Marki Stewart’s longtime commitment to helping unaccompanied immigrant children find safety and security in the United States earned her recognition as one of the Arizona Foundation for Legal Services and Education’s 2022 Top 50 Pro Bono Attorneys.
Nominated by the Florence Project for more than a decade of involvement with the organization’s Volunteer Lawyers Program, Marki provides pro bono representation, guidance, and support that has a lifelong impact on children under threat of deportation.
Currently, Marki represents an 11-year-old orphan from Mexico who traveled to the United States with her older siblings in 2019. She won a Motion to Dismiss the immigration removal proceedings, then obtained a legal guardian for the girl, who is now eligible for Special Immigrant Juvenile Status and awaiting approval for Permanent Legal Residency. If Marki prevails, her client will have both a home and a future here in the U.S.

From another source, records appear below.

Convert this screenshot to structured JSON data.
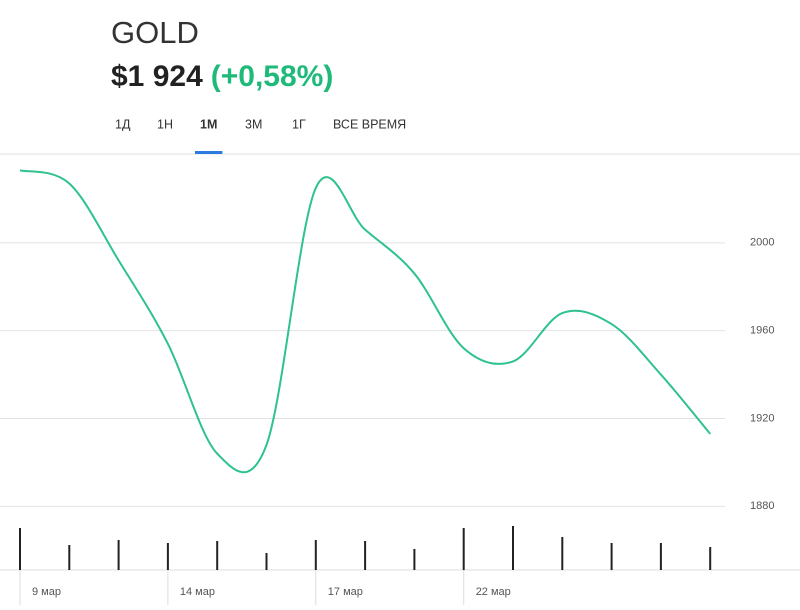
{
  "header": {
    "title": "GOLD",
    "price": "$1 924",
    "change": "(+0,58%)"
  },
  "tabs": {
    "items": [
      "1Д",
      "1Н",
      "1М",
      "3М",
      "1Г",
      "ВСЕ ВРЕМЯ"
    ],
    "active": 2
  },
  "chart_data": {
    "type": "line",
    "x": [
      "9 мар",
      null,
      null,
      "14 мар",
      null,
      null,
      "17 мар",
      null,
      null,
      "22 мар",
      null,
      null,
      null,
      null,
      null
    ],
    "series": [
      {
        "color": "#2ec28c",
        "values": [
          2033,
          2027,
          1992,
          1954,
          1904,
          1908,
          2025,
          2006,
          1986,
          1952,
          1946,
          1968,
          1963,
          1940,
          1913
        ]
      }
    ],
    "volume": [
      42,
      25,
      30,
      27,
      29,
      17,
      30,
      29,
      21,
      42,
      44,
      33,
      27,
      27,
      23
    ],
    "ylim": [
      1851,
      2040
    ],
    "yticks": [
      1880,
      1920,
      1960,
      2000
    ],
    "grid": true
  }
}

“The immigration process is unbelievably complicated and difficult to understand, even for a health care attorney such as myself. Imagine how hard it must be for someone who does not speak English, was not raised in this country, and has no understanding of our legal system,” Marki said. “It’s rewarding to help a child through this difficult process, and to think about the possibilities if they are granted legal residency. I want them to be safe and secure, have stability in their lives, be able to attend college, and have every opportunity to pursue their dreams.”
Yet Marki’s pro bono efforts also save lives. In a particularly memorable case, she represented a 16-year-old Guatemalan girl who escaped after being kidnapped, forced into sex trafficking, and violently abused. After her client testified in court, her captors were convicted before being pardoned and making threats against the family. Although the girl was initially granted asylum, the decision was later appealed and Marki received the case.

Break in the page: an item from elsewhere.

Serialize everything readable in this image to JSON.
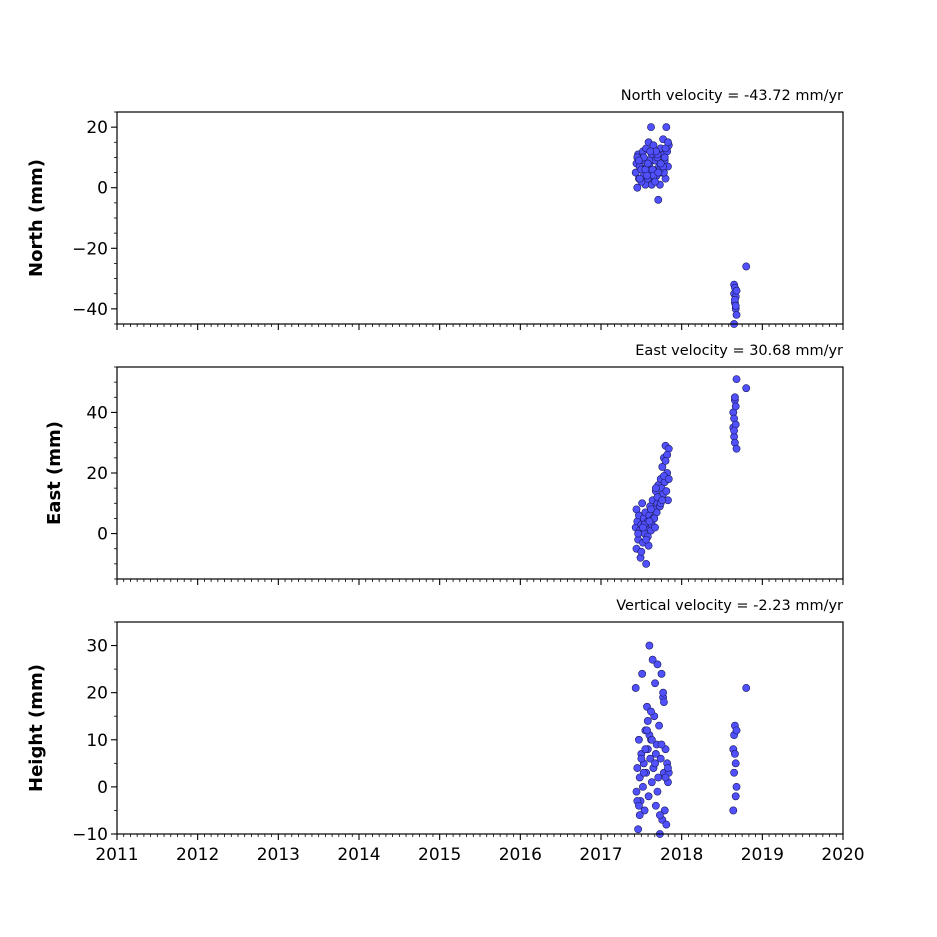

“There is little doubt in my mind that she would have been murdered if she had been forced to return to Guatemala,” Marki said. “We were able to find newspaper articles about the case and her brave testimony to prove her harrowing account.”
The Board of Immigration Appeals agreed with Marki’s argument that Guatemalan survivors of sex trafficking who testify against their abusers should qualify for asylum, enabling her client to start a safer life in America.
In addition to assisting the Florence Project, Marki guides hospitals, physician groups, ambulatory surgery centers, and other health care organizations through a variety of business and regulatory issues, with a special focus in health care fraud and abuse. Marki has represented various health care providers before regulatory boards and bodies, including the Arizona Medical Board, health insurance disciplinary committees, and the Office for Civil Rights.